Ancient trees are hotspots for mycorrhizal connections, and this symbiotic relationship with subterranean fungi provides plants with many of the nutrients they need to survive. This symbiotic relationship with fungi also helps reduce drought in dry environments. Ancient trees play a disproportionately large role in conservation planning, yet are being lost globally at an alarming rate.
The scientists recommend a two-pronged strategy to protect ancient trees: first, to protect these ancient trees by propagating and preserving their germplasm and meristems; second, to systematically combine complete conservation and forest rewilding.

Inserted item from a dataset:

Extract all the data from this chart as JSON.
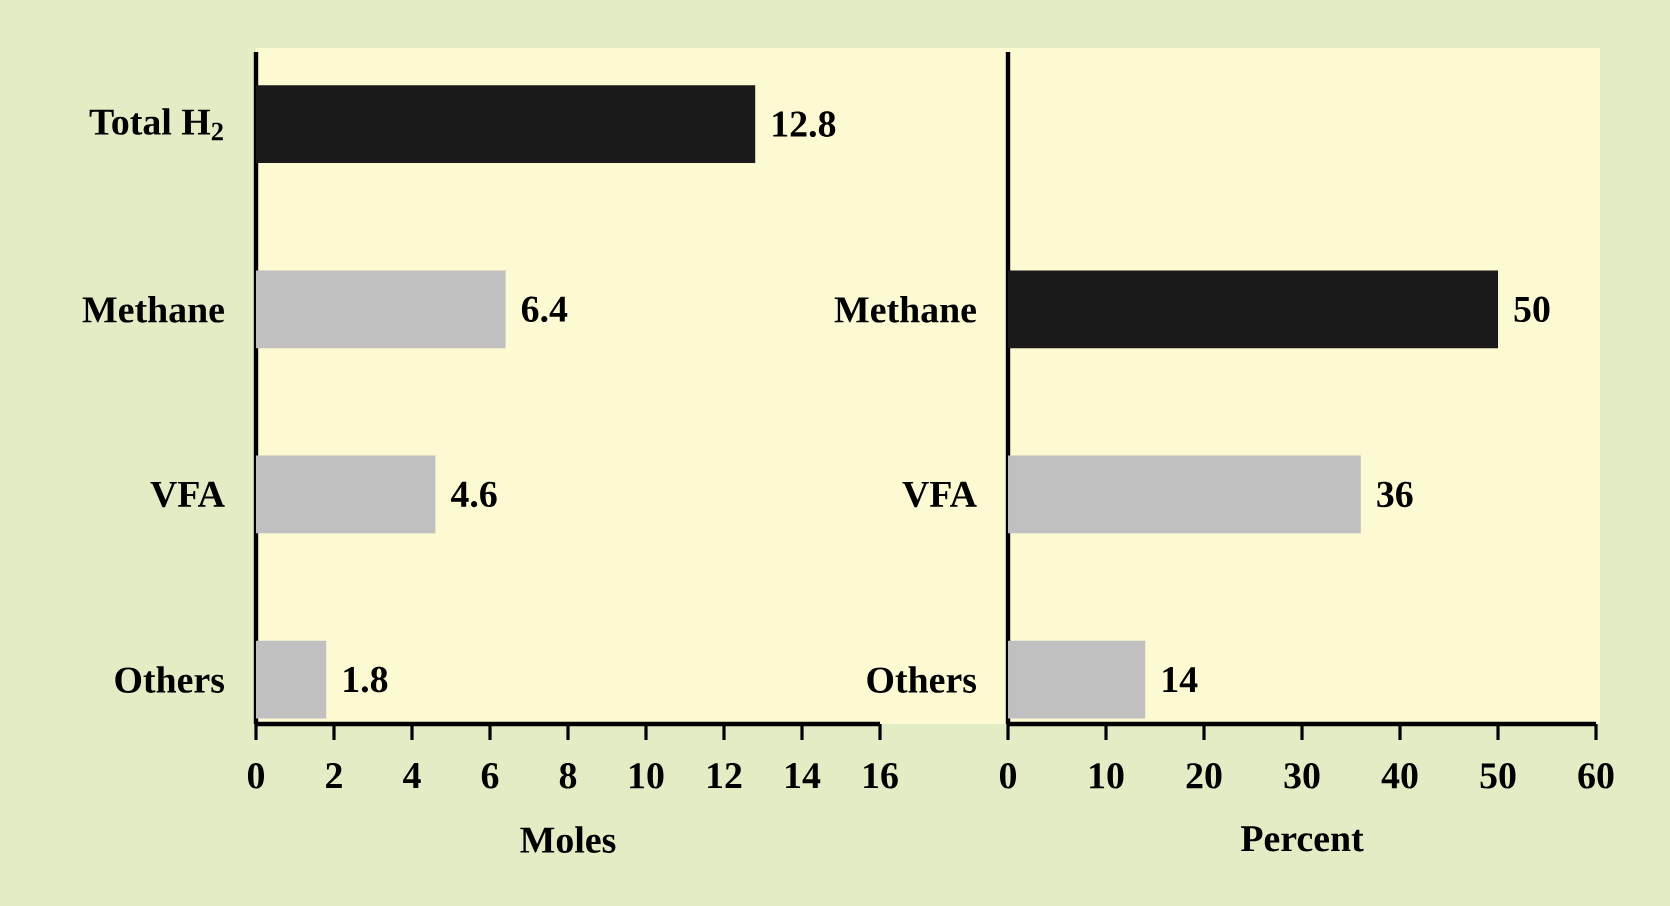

A bristlecone pine called Methuselah, located within the White Mountains, is the oldest known and proven living tree in the world at 4,854 years old.
They write: “Mapping and monitoring old-growth forests and ancient trees can directly assess the effectiveness and sustainability of protected areas and their ecological integrity. To carry out this ambitious project, a global monitoring platform based on advanced technologies is required. , while requiring the public to contribute through community science projects.”
Currently, the protection of forests, woodlands, historic gardens, and ancient trees in urban and agricultural areas is still limited by the level of national policy. According to the authors, “The current review of the CBD and the 2030 Agenda’s Sustainable Development Goal 15 ‘Life on Land’ should include the mapping and monitoring of ancient and valuable trees as protected areas in the maintenance of and a key indicator of the effectiveness of restoring forest integrity for sustainable development.”
“We call on the international community to work to preserve these centers of diversity and resilience. A global coalition is needed to use advanced technologies and community scientists to discover, protect and reproduce ancient trees before they disappear.”